The East Bank Clinic’s Alex Aids Orphan’s Project was initiated in 2001 when the staff members at the Children’s clinic became aware of an increase of young patients missing appointments and dropping out of treatment. Large numbers of children were losing their parents due to AIDS related illnesses and were under the care of elderly grandparents.
Since then, Alex Aids Orphan’s Project has provided support for these children and their caregivers.
Adding to the financial burden of looking after their orphaned grandchildren, the grannies must parent at a point in their life when they often required care themselves. They must also deal with the loss of their children and the grief of their bereaved grandchildren.
In addition to the existing problem for which they came to the mental health clinic, the children are faced with bereavement issues as well as disrupting changes in their lives. Many children are left destitute and older children must leave school to care for younger siblings. In many instances, the children can face the multiple losses of parents, siblings and, in turn, their aged caregivers.
Currently, the clinic is running bereavement groups for children who have been orphaned by HIV/AIDS. The children are able to share their experiences of loss in a safe environment, as well as to raise any other concerns they may have (bullying has been a major issue). These children have often experienced multiple losses such as death of one or both parents followed by one or more siblings. In addition they themselves may be HIV positive. These are extreme difficult issues to deal with and the counsellors are faced with ongoing new challenges, for which there is no guidance in the specialized literature. Children use these weekly sessions to raise issues around bereavement, loss and trauma. They celebrate birthdays together, and so share both sad and happy occasions.
The clinic is hoping to raise money so that these children and their caregivers can go together on a holiday. The children feel vulnerable in many ways and face very uncertain futures. Bereavement groups are divided according to age and running every Monday and every Thursday after school, coordinated by Clinical psychologist and Interns from different universities.
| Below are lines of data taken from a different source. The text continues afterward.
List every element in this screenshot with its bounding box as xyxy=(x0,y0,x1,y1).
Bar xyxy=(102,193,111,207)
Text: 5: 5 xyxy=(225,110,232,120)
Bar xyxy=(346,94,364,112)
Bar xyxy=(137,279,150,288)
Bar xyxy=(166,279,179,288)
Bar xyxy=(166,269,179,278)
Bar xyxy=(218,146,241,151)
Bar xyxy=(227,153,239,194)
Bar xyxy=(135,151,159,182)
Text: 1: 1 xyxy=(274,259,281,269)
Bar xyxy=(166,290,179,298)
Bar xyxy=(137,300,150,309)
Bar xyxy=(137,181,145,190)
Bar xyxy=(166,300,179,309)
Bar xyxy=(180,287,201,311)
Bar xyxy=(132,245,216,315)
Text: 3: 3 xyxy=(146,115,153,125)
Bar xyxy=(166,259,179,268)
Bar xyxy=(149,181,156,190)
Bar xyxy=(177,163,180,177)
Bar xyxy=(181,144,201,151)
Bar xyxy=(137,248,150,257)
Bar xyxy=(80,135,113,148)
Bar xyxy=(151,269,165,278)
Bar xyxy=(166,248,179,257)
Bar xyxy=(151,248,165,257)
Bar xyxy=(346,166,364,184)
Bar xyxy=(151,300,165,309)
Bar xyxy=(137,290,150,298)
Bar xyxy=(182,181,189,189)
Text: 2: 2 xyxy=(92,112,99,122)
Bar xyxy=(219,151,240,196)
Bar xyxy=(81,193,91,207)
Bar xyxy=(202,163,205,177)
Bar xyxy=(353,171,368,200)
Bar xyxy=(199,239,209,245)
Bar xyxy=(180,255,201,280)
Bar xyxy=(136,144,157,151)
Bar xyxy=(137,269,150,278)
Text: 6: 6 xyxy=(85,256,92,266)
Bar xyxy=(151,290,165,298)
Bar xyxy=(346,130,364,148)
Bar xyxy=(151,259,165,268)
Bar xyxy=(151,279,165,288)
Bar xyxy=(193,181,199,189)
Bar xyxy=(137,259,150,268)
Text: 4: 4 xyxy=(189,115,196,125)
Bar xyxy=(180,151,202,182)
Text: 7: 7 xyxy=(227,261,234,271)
There are a number of extremely ill children who have participated in a group for the terminally ill children. The group runs on a weekly basis and is coordinated by the Clinical Psychologist. The aim of the group is to provide emotional and in some instances material support. These young children have lost their parents through the AIDS epidemic and are themselves positive.
There are number of HIV positive mothers attending the support group once a week. The group gives them support and helps them cope with the nature of their illnesses and deal with every day life challenges such as prejudice and stigma around HIV; all this while still caring for their children. Some of these women lost their husbands and boyfriends through HIV, while others were physically abused and abandoned by their boyfriends and husbands.
This group is for aged grannies looking after their grandchildren after losing their children through HIV related illnesses. The group has been an amazing source of support for caregivers, giving them enough space to mourn and grieve. The aim was to support those that are facing the problems of looking after the sick grandchildren. There is also peer support as the grannies assist each other in coming to terms with deaths from AIDS, as well as the mourning and healing process. The group is also involved in number of activities such as beadwork, (they make HIV awareness badges to raise money for food parcels) and gardening to help them feed their families with fresh vegetables. There are concerns for the children’s future because many caregivers are old and sickly with hypertension and diabetes.
Some children need candles, so that they can study in the evening (not all houses in Alex has electricity). Other required help to obtain schoolbooks and school uniforms. Funds for school fees and school trips such as leadership camps and visit to the zoo are also often needed.. For the winter season there is a huge need for winter clothes and blankets
Most families require some assistance with food. The project is feeding 57 families each month. Families on the brink of starvation receive food every 3rd week of the month. These families can be linked with other South African donor families who sponsor food on a regular basis. In addition, financial donations help towards food purchases. Peanut butter sandwiches are offered to children every afternoon as most of them cannot afford lunch boxes or three meals a day.
There is a vegetable garden at the clinic to provide fresh vegetables on regular basis to the children. Community goats were a problem until the Church of Christ congregation donated a fence and a gate.